3. On Real Data with pdSymm

3.1 Adults

Model can’t converge

adult_start_vals <- c(a = mean(adult_hab_no_last$trial_looking_time), b = -0.05)

# Can't converge 
#adult_model <- fit_nlme_pdSymm(adult_hab_no_last, adult_start_vals)

3.2 Preschooler

False Convergence

preschooler_start_vals <- c(a = mean(preschooler_hab_no_last$trial_looking_time), b = -0.05)


preschooler_model <- fit_nlme_pdSymm(preschooler_hab_no_last, preschooler_start_vals)
fixed_effects <- fixef(preschooler_model)

fitted_random_effects <- ranef(preschooler_model) %>% 
  rownames_to_column("subject") %>% 
  mutate(a = a + fixed_effects['a'], 
         b = b + fixed_effects['b'])

ggplot(fitted_random_effects, aes(x = a, y = b)) +
  geom_point() +
  geom_smooth(method = "lm") + 
  labs(title = "Random Effects for a vs b",
       x = "Random Effect for a", y = "Random Effect for b")

3.3 On Infant data

false convergence (8)

infant_start_vals <- c(a = mean(infant_hab_no_last$trial_looking_time), b = -0.05)

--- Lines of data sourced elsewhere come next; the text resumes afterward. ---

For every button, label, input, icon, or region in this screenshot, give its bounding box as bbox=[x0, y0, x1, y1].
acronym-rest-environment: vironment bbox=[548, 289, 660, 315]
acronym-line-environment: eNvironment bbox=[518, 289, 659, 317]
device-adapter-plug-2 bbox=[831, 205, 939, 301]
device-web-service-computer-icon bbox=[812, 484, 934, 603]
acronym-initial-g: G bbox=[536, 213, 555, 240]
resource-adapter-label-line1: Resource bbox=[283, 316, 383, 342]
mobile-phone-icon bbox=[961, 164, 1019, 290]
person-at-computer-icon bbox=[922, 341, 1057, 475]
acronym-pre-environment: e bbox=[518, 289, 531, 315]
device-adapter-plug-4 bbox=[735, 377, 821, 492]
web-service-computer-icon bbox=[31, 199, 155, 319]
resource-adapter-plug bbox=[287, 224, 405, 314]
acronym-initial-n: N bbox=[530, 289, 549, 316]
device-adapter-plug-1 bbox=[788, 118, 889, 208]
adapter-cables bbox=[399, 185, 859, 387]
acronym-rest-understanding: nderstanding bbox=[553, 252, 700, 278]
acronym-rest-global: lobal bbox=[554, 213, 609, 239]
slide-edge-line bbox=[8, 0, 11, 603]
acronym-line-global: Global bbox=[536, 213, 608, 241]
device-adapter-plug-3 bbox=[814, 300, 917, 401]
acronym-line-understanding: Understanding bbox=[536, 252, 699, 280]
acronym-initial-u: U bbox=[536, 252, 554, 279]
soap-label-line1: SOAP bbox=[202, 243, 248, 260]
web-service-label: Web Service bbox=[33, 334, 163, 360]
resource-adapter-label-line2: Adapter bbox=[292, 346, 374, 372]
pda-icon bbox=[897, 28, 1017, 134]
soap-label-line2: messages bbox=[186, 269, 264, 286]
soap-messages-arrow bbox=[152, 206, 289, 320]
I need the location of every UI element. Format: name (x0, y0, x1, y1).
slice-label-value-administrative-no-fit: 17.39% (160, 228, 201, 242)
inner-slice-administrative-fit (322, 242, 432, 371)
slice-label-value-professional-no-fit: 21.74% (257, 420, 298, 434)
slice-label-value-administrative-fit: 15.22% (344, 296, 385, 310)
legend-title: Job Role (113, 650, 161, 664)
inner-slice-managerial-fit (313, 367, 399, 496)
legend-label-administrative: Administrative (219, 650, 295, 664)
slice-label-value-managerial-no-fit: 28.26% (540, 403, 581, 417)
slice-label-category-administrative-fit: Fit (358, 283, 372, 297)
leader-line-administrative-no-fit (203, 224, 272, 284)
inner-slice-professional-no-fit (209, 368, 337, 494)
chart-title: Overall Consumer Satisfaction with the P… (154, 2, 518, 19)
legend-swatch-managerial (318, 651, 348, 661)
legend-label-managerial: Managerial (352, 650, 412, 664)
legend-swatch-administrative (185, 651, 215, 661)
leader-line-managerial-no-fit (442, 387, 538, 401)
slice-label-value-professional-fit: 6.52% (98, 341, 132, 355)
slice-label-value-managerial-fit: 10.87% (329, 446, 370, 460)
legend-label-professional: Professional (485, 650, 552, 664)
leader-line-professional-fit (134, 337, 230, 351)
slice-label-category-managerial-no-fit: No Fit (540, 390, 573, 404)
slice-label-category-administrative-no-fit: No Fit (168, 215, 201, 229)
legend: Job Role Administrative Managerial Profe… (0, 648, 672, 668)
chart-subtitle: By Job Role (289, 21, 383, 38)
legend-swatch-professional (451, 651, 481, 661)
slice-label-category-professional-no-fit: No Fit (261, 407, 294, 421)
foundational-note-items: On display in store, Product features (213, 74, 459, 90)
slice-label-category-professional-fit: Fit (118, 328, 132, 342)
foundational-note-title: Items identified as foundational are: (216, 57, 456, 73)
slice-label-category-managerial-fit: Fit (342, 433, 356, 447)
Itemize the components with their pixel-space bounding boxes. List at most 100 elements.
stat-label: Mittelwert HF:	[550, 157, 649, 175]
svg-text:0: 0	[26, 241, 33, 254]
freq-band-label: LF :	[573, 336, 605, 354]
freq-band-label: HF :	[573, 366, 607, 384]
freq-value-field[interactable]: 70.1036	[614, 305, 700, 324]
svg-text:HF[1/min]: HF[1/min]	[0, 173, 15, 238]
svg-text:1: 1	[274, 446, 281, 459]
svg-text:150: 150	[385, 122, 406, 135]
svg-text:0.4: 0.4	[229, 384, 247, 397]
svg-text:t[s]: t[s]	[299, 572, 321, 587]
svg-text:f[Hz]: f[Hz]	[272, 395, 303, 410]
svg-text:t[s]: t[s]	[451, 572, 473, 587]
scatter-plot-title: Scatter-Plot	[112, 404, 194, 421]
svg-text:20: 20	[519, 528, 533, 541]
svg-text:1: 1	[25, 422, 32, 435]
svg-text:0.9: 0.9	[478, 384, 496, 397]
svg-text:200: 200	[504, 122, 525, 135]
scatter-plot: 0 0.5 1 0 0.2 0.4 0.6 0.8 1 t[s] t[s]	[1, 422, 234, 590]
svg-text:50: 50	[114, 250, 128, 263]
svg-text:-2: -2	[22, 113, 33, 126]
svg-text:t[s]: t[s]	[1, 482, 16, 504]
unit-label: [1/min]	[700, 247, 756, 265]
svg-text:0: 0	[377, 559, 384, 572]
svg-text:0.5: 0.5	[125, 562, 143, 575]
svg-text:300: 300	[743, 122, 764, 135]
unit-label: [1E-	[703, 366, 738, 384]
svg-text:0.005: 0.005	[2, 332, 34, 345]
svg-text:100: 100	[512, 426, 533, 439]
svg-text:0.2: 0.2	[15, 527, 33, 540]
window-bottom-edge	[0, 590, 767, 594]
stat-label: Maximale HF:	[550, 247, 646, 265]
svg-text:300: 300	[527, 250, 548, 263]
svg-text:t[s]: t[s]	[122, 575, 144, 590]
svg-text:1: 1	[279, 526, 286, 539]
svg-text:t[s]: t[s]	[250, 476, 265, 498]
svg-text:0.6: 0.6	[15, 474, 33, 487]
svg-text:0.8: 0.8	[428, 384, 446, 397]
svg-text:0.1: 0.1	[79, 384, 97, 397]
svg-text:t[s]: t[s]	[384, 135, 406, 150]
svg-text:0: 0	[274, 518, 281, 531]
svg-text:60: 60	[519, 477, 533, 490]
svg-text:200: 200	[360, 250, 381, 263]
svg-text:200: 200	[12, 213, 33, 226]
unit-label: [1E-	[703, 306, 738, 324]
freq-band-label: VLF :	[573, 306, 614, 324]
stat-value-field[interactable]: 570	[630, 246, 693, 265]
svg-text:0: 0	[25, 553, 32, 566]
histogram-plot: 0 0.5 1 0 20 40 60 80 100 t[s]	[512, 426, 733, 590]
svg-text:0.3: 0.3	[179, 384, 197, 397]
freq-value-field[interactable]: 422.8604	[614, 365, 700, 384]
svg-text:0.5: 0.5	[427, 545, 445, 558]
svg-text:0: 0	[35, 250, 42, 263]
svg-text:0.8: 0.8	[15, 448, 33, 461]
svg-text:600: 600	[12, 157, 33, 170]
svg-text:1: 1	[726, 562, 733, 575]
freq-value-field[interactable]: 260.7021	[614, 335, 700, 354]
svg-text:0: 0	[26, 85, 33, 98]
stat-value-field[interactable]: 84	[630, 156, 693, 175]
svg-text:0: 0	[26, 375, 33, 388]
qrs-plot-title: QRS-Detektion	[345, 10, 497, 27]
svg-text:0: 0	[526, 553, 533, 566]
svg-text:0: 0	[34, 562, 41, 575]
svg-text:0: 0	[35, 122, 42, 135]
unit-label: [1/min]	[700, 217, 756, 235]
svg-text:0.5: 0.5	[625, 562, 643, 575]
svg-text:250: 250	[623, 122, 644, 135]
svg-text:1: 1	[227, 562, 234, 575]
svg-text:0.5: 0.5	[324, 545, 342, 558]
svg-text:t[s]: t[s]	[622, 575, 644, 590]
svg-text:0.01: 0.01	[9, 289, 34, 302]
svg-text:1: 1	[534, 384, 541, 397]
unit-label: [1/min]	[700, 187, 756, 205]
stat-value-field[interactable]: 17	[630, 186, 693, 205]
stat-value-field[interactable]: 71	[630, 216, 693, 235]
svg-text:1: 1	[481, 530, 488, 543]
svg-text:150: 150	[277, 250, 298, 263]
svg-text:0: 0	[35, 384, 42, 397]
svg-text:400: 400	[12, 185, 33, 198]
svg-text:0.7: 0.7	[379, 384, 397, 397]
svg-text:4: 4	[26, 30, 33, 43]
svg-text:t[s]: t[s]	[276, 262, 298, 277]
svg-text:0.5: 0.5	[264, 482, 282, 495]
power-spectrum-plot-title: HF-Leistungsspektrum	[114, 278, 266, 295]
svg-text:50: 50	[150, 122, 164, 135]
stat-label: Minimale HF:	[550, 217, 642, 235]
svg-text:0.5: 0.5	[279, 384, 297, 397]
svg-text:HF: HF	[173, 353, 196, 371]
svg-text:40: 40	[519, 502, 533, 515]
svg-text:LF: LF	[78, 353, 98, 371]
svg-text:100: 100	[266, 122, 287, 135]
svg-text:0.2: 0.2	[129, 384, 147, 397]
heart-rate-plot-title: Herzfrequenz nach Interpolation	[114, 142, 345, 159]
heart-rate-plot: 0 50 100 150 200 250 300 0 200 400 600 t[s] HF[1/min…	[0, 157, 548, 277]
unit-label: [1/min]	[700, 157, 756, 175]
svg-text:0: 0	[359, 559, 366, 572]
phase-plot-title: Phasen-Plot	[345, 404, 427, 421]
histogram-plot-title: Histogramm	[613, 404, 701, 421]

infant_model <- fit_nlme_pdSymm(infant_hab_no_last, infant_start_vals)
fixed_effects <- fixef(infant_model)

fitted_random_effects <- ranef(infant_model) %>% 
  rownames_to_column("subject") %>% 
  mutate(a = a + fixed_effects['a'], 
         b = b + fixed_effects['b'])

ggplot(fitted_random_effects, aes(x = a, y = b)) +
  geom_point() +
  geom_smooth(method = "lm") + 
  labs(title = "Random Effects for a vs b",
       x = "Random Effect for a", y = "Random Effect for b")

4. On Real Data but NLS

fit_single_subject_exp <- function(df) {

  start_vals <- list(
    a = max(df$trial_looking_time, na.rm = TRUE),
    b = -0.05
  )


  nls_fit <- tryCatch(
    nls(
      trial_looking_time ~ a * exp(b * trial_number),
      data    = df,
      start   = start_vals,
      control = nls.control(maxiter = 200)
    ),
    error = function(e) NULL
  )
  
  # If the fit failed, return NA; otherwise return the estimated coefficients
  if (is.null(nls_fit)) {
    return(data.frame(a = NA_real_, b = NA_real_))
  } else {
    coefs <- coef(nls_fit)
    return(data.frame(a = coefs["a"], b = coefs["b"]))
  }
}

4.1 Adults

adult_subject_estimates <- adult_hab_no_last %>%
  group_by(subject) %>%
  do(fit_single_subject_exp(.)) %>%
  ungroup()

cor(adult_subject_estimates$a, adult_subject_estimates$b, use = "complete.obs")
## [1] -0.7059748
adult_subject_estimates %>% 
  ggplot(aes(x = a, y = b)) + 
  geom_point() + 
  geom_smooth(method = "lm")

4.2 Preschooler

preschooler_subject_estimates <- preschooler_hab_no_last %>%
  group_by(subject) %>%
  do(fit_single_subject_exp(.)) %>%
  ungroup()

cor(preschooler_subject_estimates$a, preschooler_subject_estimates$b, use = "complete.obs")
## [1] -0.8038849
preschooler_subject_estimates %>% 
  ggplot(aes(x = a, y = b)) + 
  geom_point() + 
  geom_smooth(method = "lm")

4.3 Infants

infant_subject_estimates <- infant_hab_no_last %>%
  group_by(subject) %>%
  do(fit_single_subject_exp(.)) %>%
  ungroup()

cor(infant_subject_estimates$a, infant_subject_estimates$b, use = "complete.obs")
## [1] -0.4192023
infant_subject_estimates %>% 
  ggplot(aes(x = a, y = b)) + 
  geom_point() + 
  geom_smooth(method = "lm")